Mike Wells: In COVID times: What we owe our children

August 6th, 2021 by admin

In the late winter of 2020, we began to feel the full brunt of COVID-19. But through the vision of President Trump, and others, Project Warp Speed brought us the life-saving vaccines months ahead of any projected time estimate. The collective effort of all was a miracle by any standard.

But despite initial broad bipartisan support and the public urging of vaccinated Presidents Trump and Biden to get the vaccine, the percentage of citizens who are getting the vaccine has slowed considerably. Which should be troubling to all of us because our most precious family members, our children and grandchildren, most of whom are not old enough to get vaccinated, are seriously at risk because of exposure to unvaccinated adults. Especially because of the delta variant.

With history as our teacher, the sheer horror of the polio pandemic in the 1950s should show us we are dealing again with a highly contagious virus, with life-and-death consequences. And those times have something important to teach us if we will listen.

When I was a little boy my older sister’s best friend, Janice Kay Litton, contracted polio within weeks before the vaccine was available. She never walked again, and she died an early death.

The physical signs and scars of limp limbs caused by polio of some of my classmates, who contracted polio before the vaccine was generally available, were not unusual growing up. And even though the polio vaccine was highly effective as gauged by experts (90%), much less than today’s vaccines, few people declined to get the vaccine because of any remote downside risks. The death and visible reminders of the devastation of the virus told their own stark story.

It was the right of parents to get the vaccine, or not, then and now. But I bet Dr. and Mrs. Litton would have given everything they had to get the vaccine for themselves and their old-enough child if it been available just a few weeks earlier.

Our children will be headed back to school soon. Millions are too young to get the virus vaccine, and some can and will contract the virus because they are around adults and their old-enough-to-get-vaccinated children. They are not vaccinated because parents mistakenly believe the vaccination is not effective.

And yet the most recent monthly statistic of rising COVID-related deaths in our country reveals that 99% are of people who were not vaccinated. (Only 10 of 1000 of those vaccinated.) Hospitalizations of the unvaccinated are also highly disproportionate versus vaccinated persons.

It is a healthy democracy when we are free to disagree.
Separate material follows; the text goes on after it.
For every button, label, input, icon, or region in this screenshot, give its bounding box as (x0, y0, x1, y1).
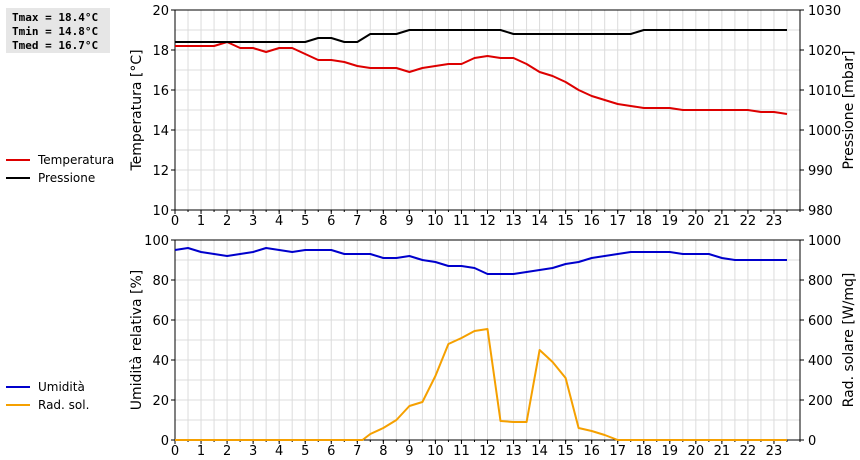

But when you are not vaccinated, it is clear you expose your too-young-to-get-vaccinated children, and those of others, to the virus. They get sick, and some die, even though they had no choice in the matter. One low-vaccinated-percentage state now has as many minor children contracting the virus as in the 65 and older category.

One family of six was in the news recently. The wife was pregnant. The parents and some of the children got the virus, and the mother was on a ventilator for a long while. She survived, but they lost their unborn child.

When you are on the bad side of the virus, the father said, and you lose a child to it, your attitude changes about the vaccine. He said he and his wife had some doubts about whether the vaccine worked, so they did not get vaccinated. But as others who feel that way in the abstract, what they will never doubt now in the flesh is that the unborn daughter they lost because they were not vaccinated will never take her first steps or meet the love of her life. And the parents will have on their lives’ Ledger of Regret that they could have avoided all of it. Because they had what the Litton’s did not have so long ago: a vaccine they could have driven around the corner and gotten for free.

Please get the vaccine. Let’s not bet the life of a child on a political issue. These children who are not old enough to get the vaccine are so vulnerable. The lives you save are not only your own, but our precious children. All our religious faiths implore us to love the little children of the world. Including our own. Because at more than any time before, it’s about innocent children.